Bedrohung für Europa durch iranische Raketen?

Nach dem iranischen Raketenangriff auf den US-britischen Stützpunkt Diego Garcia drängte der israelische Regierungschef Benjamin Netanjahu weitere Länder dazu, sich dem Kampf gegen den Iran anzuschließen. »Welchen weiteren Beweis brauchen Sie noch, dass dieses Regime, das die ganze Welt bedroht, gestoppt werden muss?«, fragte er bei einem Besuch in der israelischen Wüstenstadt Arad. Es sei an der Zeit, »dass die Staats- und Regierungschefs der übrigen Länder sich anschließen«, sagte Netanjahu, ohne dabei konkrete Staaten zu nennen.

Der Stützpunkt Diego Garcia liegt rund 4.000 Kilometer südöstlich der iranischen Küste – und damit etwa doppelt so weit entfernt, wie die bislang offiziell bestätigte Reichweite des iranischen Raketenarsenals.

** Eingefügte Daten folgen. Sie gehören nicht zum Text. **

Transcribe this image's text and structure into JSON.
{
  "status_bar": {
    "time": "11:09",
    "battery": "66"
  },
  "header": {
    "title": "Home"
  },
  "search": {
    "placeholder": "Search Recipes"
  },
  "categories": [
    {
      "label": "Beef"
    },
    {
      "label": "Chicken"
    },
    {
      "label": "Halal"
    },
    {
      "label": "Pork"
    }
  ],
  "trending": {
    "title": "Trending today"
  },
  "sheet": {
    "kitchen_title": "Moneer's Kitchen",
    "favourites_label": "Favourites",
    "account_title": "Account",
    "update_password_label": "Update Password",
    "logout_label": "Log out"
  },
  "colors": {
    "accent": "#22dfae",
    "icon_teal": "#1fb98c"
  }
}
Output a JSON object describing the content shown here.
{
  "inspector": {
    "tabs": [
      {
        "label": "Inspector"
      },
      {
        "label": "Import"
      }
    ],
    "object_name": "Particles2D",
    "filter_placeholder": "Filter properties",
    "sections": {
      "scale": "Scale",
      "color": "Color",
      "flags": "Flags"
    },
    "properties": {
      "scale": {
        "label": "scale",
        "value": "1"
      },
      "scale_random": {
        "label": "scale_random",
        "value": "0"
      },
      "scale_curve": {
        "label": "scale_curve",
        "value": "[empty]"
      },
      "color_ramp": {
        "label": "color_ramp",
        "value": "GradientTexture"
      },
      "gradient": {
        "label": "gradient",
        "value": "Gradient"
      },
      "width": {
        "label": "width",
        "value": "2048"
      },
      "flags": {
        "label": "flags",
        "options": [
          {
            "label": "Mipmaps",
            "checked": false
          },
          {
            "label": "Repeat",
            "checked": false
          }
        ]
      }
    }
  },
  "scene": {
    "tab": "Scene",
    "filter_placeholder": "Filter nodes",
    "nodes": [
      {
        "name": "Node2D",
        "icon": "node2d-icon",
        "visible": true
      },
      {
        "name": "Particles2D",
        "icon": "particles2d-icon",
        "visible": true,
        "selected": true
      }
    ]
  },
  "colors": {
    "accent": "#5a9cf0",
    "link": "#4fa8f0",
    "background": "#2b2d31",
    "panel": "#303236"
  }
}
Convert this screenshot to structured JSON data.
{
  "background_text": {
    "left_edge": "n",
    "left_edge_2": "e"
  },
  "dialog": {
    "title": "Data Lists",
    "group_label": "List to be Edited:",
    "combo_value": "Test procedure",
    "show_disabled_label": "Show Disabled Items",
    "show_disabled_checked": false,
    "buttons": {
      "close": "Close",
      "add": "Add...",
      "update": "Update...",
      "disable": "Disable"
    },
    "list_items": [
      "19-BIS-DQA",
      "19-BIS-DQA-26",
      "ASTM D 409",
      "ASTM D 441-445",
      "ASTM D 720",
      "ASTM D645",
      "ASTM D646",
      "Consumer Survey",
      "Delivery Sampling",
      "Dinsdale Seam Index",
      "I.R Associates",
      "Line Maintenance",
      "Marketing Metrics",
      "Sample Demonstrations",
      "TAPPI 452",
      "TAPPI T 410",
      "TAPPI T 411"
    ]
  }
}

Die beiden Raketen trafen laut US-Medien die Basis nicht. Demnach versagte eine während des Fluges und eine wurde abgefangen. 

Iranische Mittelstreckenraketen könnten mit so einer Reichweite theoretisch auch Städte in Deutschland und anderen europäischen Ländern erreichen.

Der Sicherheitsexperte Carlo Masala verwies bei »Bild« darauf, dass Deutschland als Konsequenz aus dem Ukraine-Krieg das Raketenabwehrsystem Arrow 3 von Israel gekauft hat. Dieses sei genau dafür da, solche Raketen zu bekämpfen. Die Bundeswehr hatte im Dezember den ersten von drei geplanten Standorten in Betrieb genommen.

Angriffe auf Israel mit Streumunition - mehr als 100 Verletzte

In Israel kam es derweil zu neuen Raketenangriffen. Bei einem iranischen Angriff auf die Küstenmetropole Tel Aviv wurden nach Angaben von Sanitätern 15 Menschen verletzt. Ein Armeesprecher teilte mit, der Iran habe erneut Streumunition eingesetzt. Eine Rakete mit Streumunition zerbricht häufig über dem Ziel in der Luft und verteilt dann Submunitionen, auch Bomblets genannt, über einem großen Gebiet.

Am Wochenende wurden außerdem mehr als 100 Menschen bei iranischen Raketenangriffen auf die beiden südlichen israelischen Wüstenstädte Dimona und Arad verletzt, Dutzende davon schwer. Auch die iranischen Angriffe auf Golfstaaten gingen weiter. 

Im Iran gab es wie üblich nur wenige Informationen über konkrete amerikanisch-israelische Angriffe gegen das Land. Nach offiziellen Angaben sind seit Kriegsbeginn Ende Februar mehr als 1.500 Menschen getötet worden. 21.000 weitere Menschen seien verletzt, meldete der Staatssender Irib unter Berufung auf das Gesundheitsministerium.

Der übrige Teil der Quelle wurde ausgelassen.